As with the previous wave, the panorama of the regional left is heterogeneous in terms of the structure of government forces. On the one hand, the Bolivarian branch, composed of Cuba, Nicaragua and Venezuela, is maintained. On the other hand, there are the countries where disputes arose between those wanting to return or enter the country and their heirs or godchildren (Alberto Fernández and Cristina Fernández in Argentina; Evo Morales and Luis Arce in Bolivia; Vladimir Cerón and Pedro Castillo in Peru ). A duality that had a notable precedent when Lenin Moreno interfered with Rafael Correa’s plans in Ecuador. A country where the erosion of right-wing Guillermo Lazo could at any time today provoke an expansion of left-continental bias.
The third group in this sense are Andrés Manuel López Obrador in Mexico; probably Lula da Silva in Brazil, Gustavo Petro in Colombia and Gabriel Boric in Chile. There is no certainty that the powerful economic structures associated with global capitalism in each of these countries can be shaken by these governments. This hypothetical shock would no doubt have strong aftershocks in the rest of the continent.
In parallel, however, the new turning point coincides with electoral cycles characterized by the successive punishment of governing parties with different conditions and tendencies. This was experienced first by Evo Morales and then by Jeanine Áñez in Bolivia, then by Correa, Moreno and Lazzo in Ecuador. And the anti-official climate goes hand in hand with declining social tolerance and shorter “honeymoons” for the new governing parties. Such are the experiences of Pedro Castillo in Peru, of Gabriel Boric himself in Chile and the defeat of the Frente de Todos in last year’s general elections in Argentina.
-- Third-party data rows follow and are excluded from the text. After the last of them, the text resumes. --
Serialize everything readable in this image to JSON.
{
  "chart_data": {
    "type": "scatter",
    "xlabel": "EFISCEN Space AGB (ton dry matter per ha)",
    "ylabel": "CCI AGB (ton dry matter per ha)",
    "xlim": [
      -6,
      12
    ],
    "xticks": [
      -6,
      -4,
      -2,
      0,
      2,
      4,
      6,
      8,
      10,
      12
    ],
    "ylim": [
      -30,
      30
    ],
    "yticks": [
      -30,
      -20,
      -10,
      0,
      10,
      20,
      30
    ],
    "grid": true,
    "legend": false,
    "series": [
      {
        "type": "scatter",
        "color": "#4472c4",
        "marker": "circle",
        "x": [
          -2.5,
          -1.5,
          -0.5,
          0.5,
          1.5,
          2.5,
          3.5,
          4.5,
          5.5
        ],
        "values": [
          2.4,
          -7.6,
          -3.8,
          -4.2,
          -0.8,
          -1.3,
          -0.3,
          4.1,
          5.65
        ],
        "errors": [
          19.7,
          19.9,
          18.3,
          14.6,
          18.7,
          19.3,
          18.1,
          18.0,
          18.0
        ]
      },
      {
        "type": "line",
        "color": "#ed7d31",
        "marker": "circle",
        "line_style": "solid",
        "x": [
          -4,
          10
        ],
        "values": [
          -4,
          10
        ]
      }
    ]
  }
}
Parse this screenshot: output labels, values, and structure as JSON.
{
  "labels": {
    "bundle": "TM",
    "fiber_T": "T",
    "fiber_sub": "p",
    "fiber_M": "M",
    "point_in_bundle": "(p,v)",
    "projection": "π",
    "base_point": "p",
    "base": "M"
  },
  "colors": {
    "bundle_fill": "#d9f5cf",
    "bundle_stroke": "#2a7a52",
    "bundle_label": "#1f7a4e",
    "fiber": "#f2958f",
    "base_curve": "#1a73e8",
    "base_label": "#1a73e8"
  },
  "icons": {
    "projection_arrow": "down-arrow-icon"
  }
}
The exceptions are those of Daniel Ortega in Nicaragua; Maduro in Venezuela and Diaz Canel in Cuba. But it is clear that these are cases classified under the parameters of authoritarianism rather than a minimum of representative democratic space. In short, there is a historic turn to the left in Latin America; However, it is not known what material the plinths are made of, which gives an idea of the time of their current validity.